Silk painting refers to paintings on silk. They are a traditional way of painting in Asia. Methods vary, but using traditional supplies of 100% silk fabric, stretched in a frame, and  applying textile paints or dyes are the beginnings of an amazing  creative  process in making textile art and the process

National styles

China
One of the earliest surviving Chinese silk paintings is a 2-metre long T-shaped painting, dated from around 165 BCE, from the Mawangdui. However, painting on silk quickly gave way to painting on other supports.

Silk painting employs gutta as a resist, allowing fine patterns to be achieved.

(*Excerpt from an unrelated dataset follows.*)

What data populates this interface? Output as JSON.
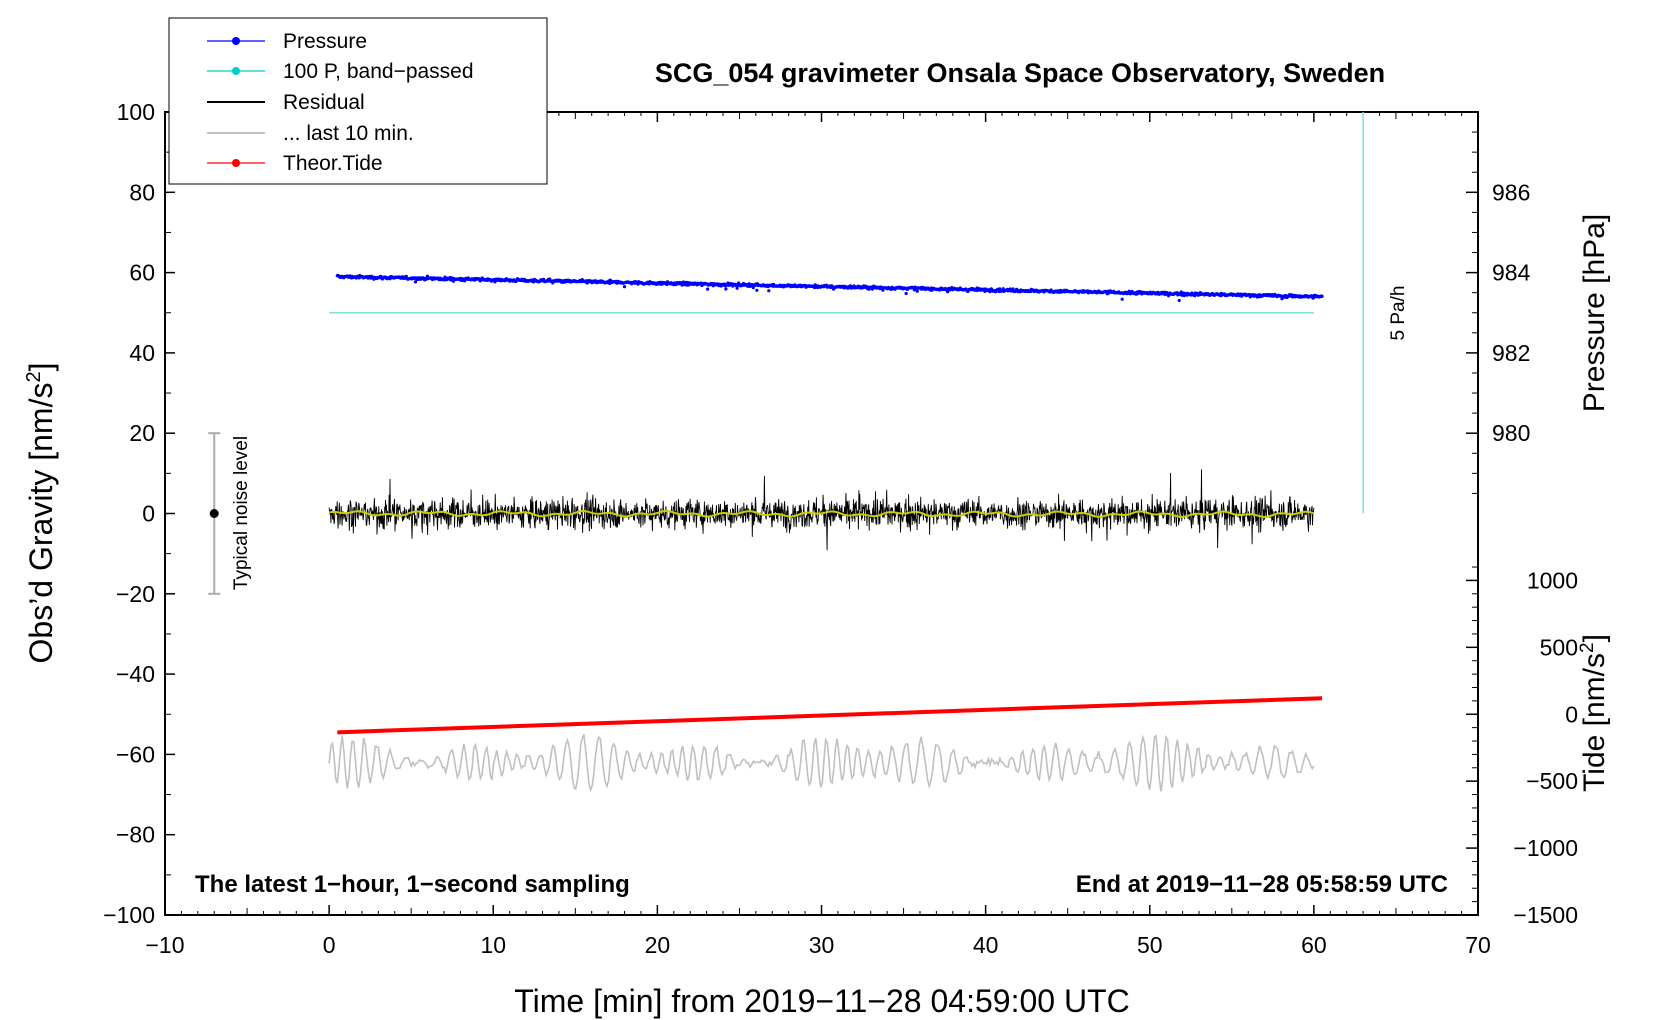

The Tibetan Thangka is the best known religious painting.

Vietnam

Ancient period

Silk painting (Tranh lụa) was a traditional artisanry in Vietnam. There have been some old silk paintings, e.g. portraits of Nguyễn Trãi, Phùng Khắc Khoan, Trịnh Đình Kiên, Phan Huy Cẩn, Phan Huy Ích, Phan Huy Thực, and Phan Huy Vịnh dated from Lê and Nguyễn dynasty.

Modern period
Silk paintings of the modern period in Vietnam were taken up by some of the students and French teachers at the EBAI in Hanoi during the 1930s. The earliest representative of the new interest in silk painting at a 1931 Paris exhibition of silk paintings was Nguyễn Phan Chánh, a student of EBAI who had originally trained in calligraphy, and who struggled with French oil techniques, and so whom the school director Victor Tardieu encouraged to use traditional media.